Data teknis | |
---|---|
Sumber tenaga | Uap |
Produsen | Schweizerische Lokomotiv-und Maschinenfabrik Swiss, Armstrong-Whitworth dan Werkspoor, Amsterdam, Belanda |
Model | Baltic |
Tanggal dibuat | 1916-1922 |
Jumlah dibuat | 39 unit |
Spesifikasi roda | |
Notasi Whyte | 4-6-4T |
Susunan roda AAR | 2-C-2 |
Klasifikasi UIC | 2C2 |
Dimensi | |
Lebar sepur | 1.067 mm |
Diameter roda | 1.350 mm |
Panjang | 11.830 mm |
Lebar | 2.620 mm |
Tinggi maksimum | 3.780 mm |
Jarak antara alat perangkai | 12.790 mm |
Tinggi alat perangkai | 765 mm |
Berat | |
Berat kosong | 49,5 ton |
Berat siap | 66 ton |
Berat adhesi | 33,3 ton |
Bahan bakar | |
Jenis bahan bakar | Kayu, Batubara, Minyak Residu |
Kapasitas bahan bakar | Batubara 3 m³ Kayu 1,9 m³ |
Sistem mesin | |
Ukuran silinder | 450mm x 550mm |
Kinerja | |
Kecepatan maksimum | 100 km/h |
Daya mesin | 760 hp |
Jari-jari lengkung terkecil | 120 m |
Lain-lain |
Lokomotif C27 didatangkan ke Indonesia pada masa penjajahan Belanda, antara tahun 1916-1922. Tidak kurang dari 39 unit lokomotif ini dipesan dari beberapa pabrik, yakni Werkspoor, Amsterdam, Belanda, Armstrong-Whitworth, dan SLM (Schweizerische Lokomotiv-und Maschinenfabrik) Swiss.[1]
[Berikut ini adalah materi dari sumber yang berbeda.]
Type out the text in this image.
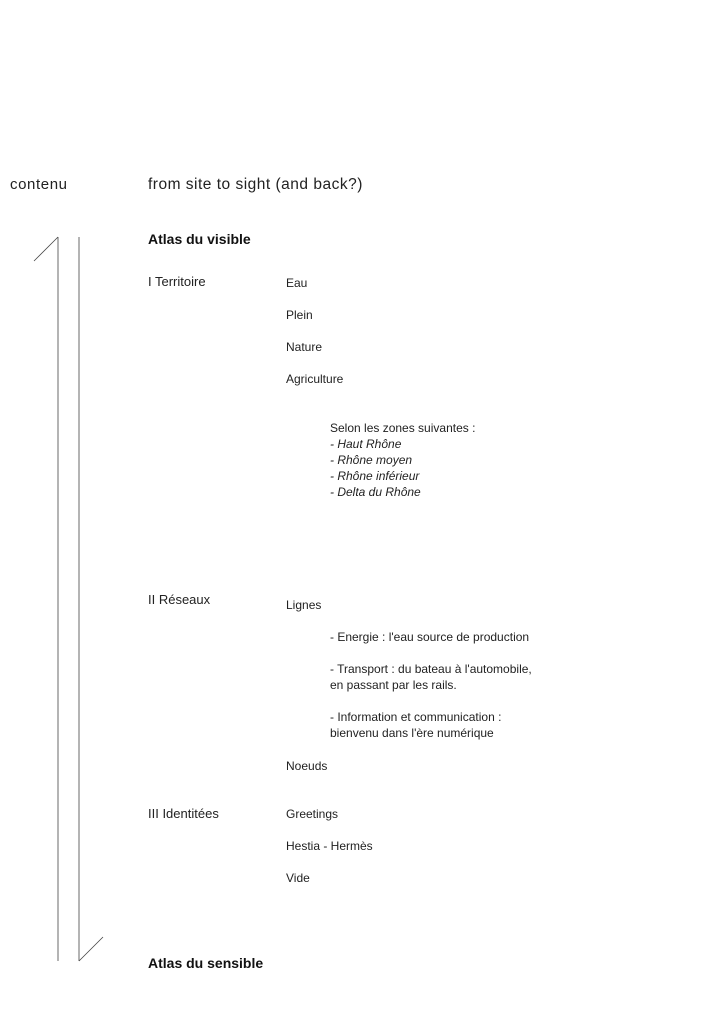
contenu	from site to sight (and back?)
Atlas du visible
I Territoire	Eau
Plein
Nature
Agriculture
Selon les zones suivantes :
- Haut Rhône
- Rhône moyen
- Rhône inférieur
- Delta du Rhône
II Réseaux	Lignes
- Energie : l'eau source de production
- Transport : du bateau à l'automobile,
en passant par les rails.
- Information et communication :
bienvenu dans l'ère numérique
Noeuds
III Identitées	Greetings
Hestia - Hermès
Vide
Atlas du sensible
Pada masa itu, ternyata Jakarta dan Surabaya sudah cukup padat penduduk. Lokomotif-lokomotif yang sudah ada dianggap tidak memadai, entah terlalu tua, terlalu lambat atau tidak cukup kuat. Maka pada tahun 1916 dipesanlah ke Swiss sejumlah lokomotif yang memenuhi syarat-syarat antara lain daya tarik sekurang-kurangnya 6000 kg, mampu menghela rangkaian seberat 400 ton dengan kecepatan 50 km/h pada tanjakan 0,5 persen dan tikungan dengan radius 180 m. Ia juga harus mampu membelok di tikungan dengan radius setaham 120 m dan kecepatan sebesar 80 km/h. Semua persyaratan ini mampu dipenuhi oleh lokomotif C27, yang kemudian dipergunakan di jalur kereta api sekitar Jakarta, Bandung dan Surabaya.
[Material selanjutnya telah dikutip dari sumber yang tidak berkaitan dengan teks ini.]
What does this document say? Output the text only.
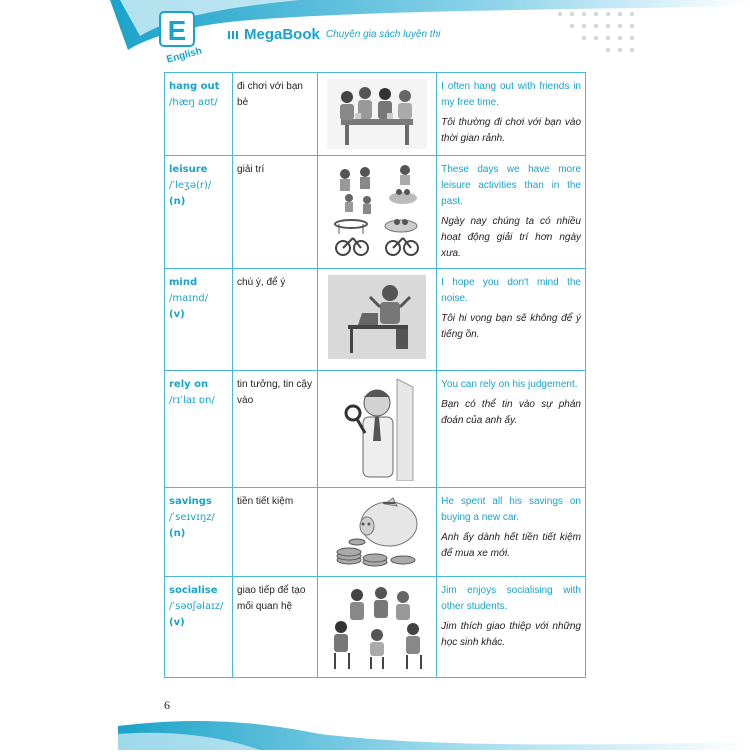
E
English
MegaBook Chuyên gia sách luyện thi
hang out
/hæŋ aʊt/	đi chơi với bạn bè		I often hang out with friends in my free time.
Tôi thường đi chơi với bạn vào thời gian rảnh.

leisure
/ˈleʒə(r)/
(n)	giải trí		These days we have more leisure activities than in the past.
Ngày nay chúng ta có nhiều hoạt động giải trí hơn ngày xưa.

mind
/maɪnd/
(v)	chú ý, để ý		I hope you don't mind the noise.
Tôi hi vọng bạn sẽ không để ý tiếng ồn.

rely on
/rɪˈlaɪ ɒn/	tin tưởng, tin cậy vào		You can rely on his judgement.
Bạn có thể tin vào sự phán đoán của anh ấy.

savings
/ˈseɪvɪŋz/
(n)	tiền tiết kiệm		He spent all his savings on buying a new car.
Anh ấy dành hết tiền tiết kiệm để mua xe mới.

socialise
/ˈsəʊʃəlaɪz/
(v)	giao tiếp để tạo mối quan hệ		Jim enjoys socialising with other students.
Jim thích giao thiệp với những học sinh khác.
6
Namun lokomotif ini agaknya bernasib malang, karena di bawah bayang-bayang adiknya yang perkasa, yaitu C 28 yang merupakan salah satu lokomotif tercepat di Indonesia yang menggantikannya untuk menarik rangkaian-rangkaian penglaju, juga karena pada tahun 1925-1930 jalur kereta api di sekeliling Jakarta dielektrifikasi. Lokomotif C27 kemudian disingkirkan ke jalur-jalur yang tidak terlalu penting, misalnya di Banten (Merak-Tanah Abang), jalur sekitar Kertosono-Blitar, dan juga jalur antara Purwokerto-Kutoarjo-Purworejo. Pada masa itu, C27, C28 dan D52 masih dipercayai untuk menarik kereta api cepat KA Rapih Dhoho, di jalur antara Kertosono hingga Blitar.
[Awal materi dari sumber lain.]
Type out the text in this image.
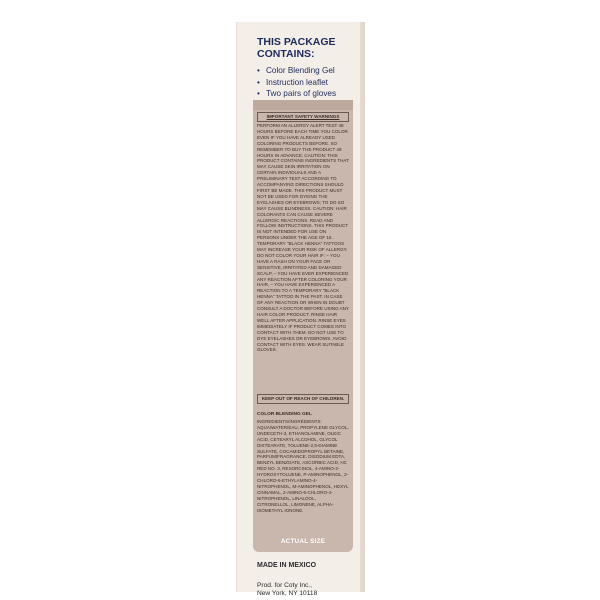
THIS PACKAGE CONTAINS:
• Color Blending Gel
• Instruction leaflet
• Two pairs of gloves
IMPORTANT SAFETY WARNINGS
PERFORM AN ALLERGY ALERT TEST 48 HOURS BEFORE EACH TIME YOU COLOR EVEN IF YOU HAVE ALREADY USED COLORING PRODUCTS BEFORE. SO REMEMBER TO BUY THE PRODUCT 48 HOURS IN ADVANCE. CAUTION: THIS PRODUCT CONTAINS INGREDIENTS THAT MAY CAUSE SKIN IRRITATION ON CERTAIN INDIVIDUALS AND A PRELIMINARY TEST ACCORDING TO ACCOMPANYING DIRECTIONS SHOULD FIRST BE MADE. THIS PRODUCT MUST NOT BE USED FOR DYEING THE EYELASHES OR EYEBROWS; TO DO SO MAY CAUSE BLINDNESS. CAUTION: HAIR COLORANTS CAN CAUSE SEVERE ALLERGIC REACTIONS. READ AND FOLLOW INSTRUCTIONS. THIS PRODUCT IS NOT INTENDED FOR USE ON PERSONS UNDER THE AGE OF 16. TEMPORARY "BLACK HENNA" TATTOOS MAY INCREASE YOUR RISK OF ALLERGY. DO NOT COLOR YOUR HAIR IF: – YOU HAVE A RASH ON YOUR FACE OR SENSITIVE, IRRITATED AND DAMAGED SCALP, – YOU HAVE EVER EXPERIENCED ANY REACTION AFTER COLORING YOUR HAIR, – YOU HAVE EXPERIENCED A REACTION TO A TEMPORARY "BLACK HENNA" TATTOO IN THE PAST. IN CASE OF ANY REACTION OR WHEN IN DOUBT CONSULT A DOCTOR BEFORE USING ANY HAIR COLOR PRODUCT. RINSE HAIR WELL AFTER APPLICATION. RINSE EYES IMMEDIATELY IF PRODUCT COMES INTO CONTACT WITH THEM. DO NOT USE TO DYE EYELASHES OR EYEBROWS. AVOID CONTACT WITH EYES. WEAR SUITABLE GLOVES.
KEEP OUT OF REACH OF CHILDREN.
COLOR BLENDING GEL
INGREDIENTS/INGRÉDIENTS: AQUA/WATER/EAU, PROPYLENE GLYCOL, UNDECETH-3, ETHANOLAMINE, OLEIC ACID, CETEARYL ALCOHOL, GLYCOL DISTEARATE, TOLUENE-2,5-DIAMINE SULFATE, COCAMIDOPROPYL BETAINE, PARFUM/FRAGRANCE, DISODIUM EDTA, BENZYL BENZOATE, ASCORBIC ACID, HC RED NO. 3, RESORCINOL, 4-AMINO-2-HYDROXYTOLUENE, P-AMINOPHENOL, 2-CHLORO-6-ETHYLAMINO-4-NITROPHENOL, M-AMINOPHENOL, HEXYL CINNAMAL, 2-AMINO-6-CHLORO-4-NITROPHENOL, LINALOOL, CITRONELLOL, LIMONENE, ALPHA-ISOMETHYL IONONE.
ACTUAL SIZE
MADE IN MEXICO
Prod. for Coty Inc.,
New York, NY 10118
Susunan roda 4-6-4T yang simetris memberikan kestabian dan kemudahan penggunaaan lokomotif ini dalam keadaan maju ataupun mundur. Roda penggerak dengan diameter sebesar 1.350 mm masih memungkinkannya untuk mencapai kecepatan 80 km/h pada kereta penumpang, tetapi masih cukup mampu pula menghela kereta barang. Bahkan menjelang akhir hayatnya, lokomotif ini tidak jarang digunakan sebagai lokomotif langsir di berbagai daerah.
Pada saat ini, hanya dua unit lokomotif C27 yang tersisa, yaitu C2710 Museum Transportasi Taman Mini Indonesia Indah (TMII) dan C2728 di Museum Kereta Api Ambarawa.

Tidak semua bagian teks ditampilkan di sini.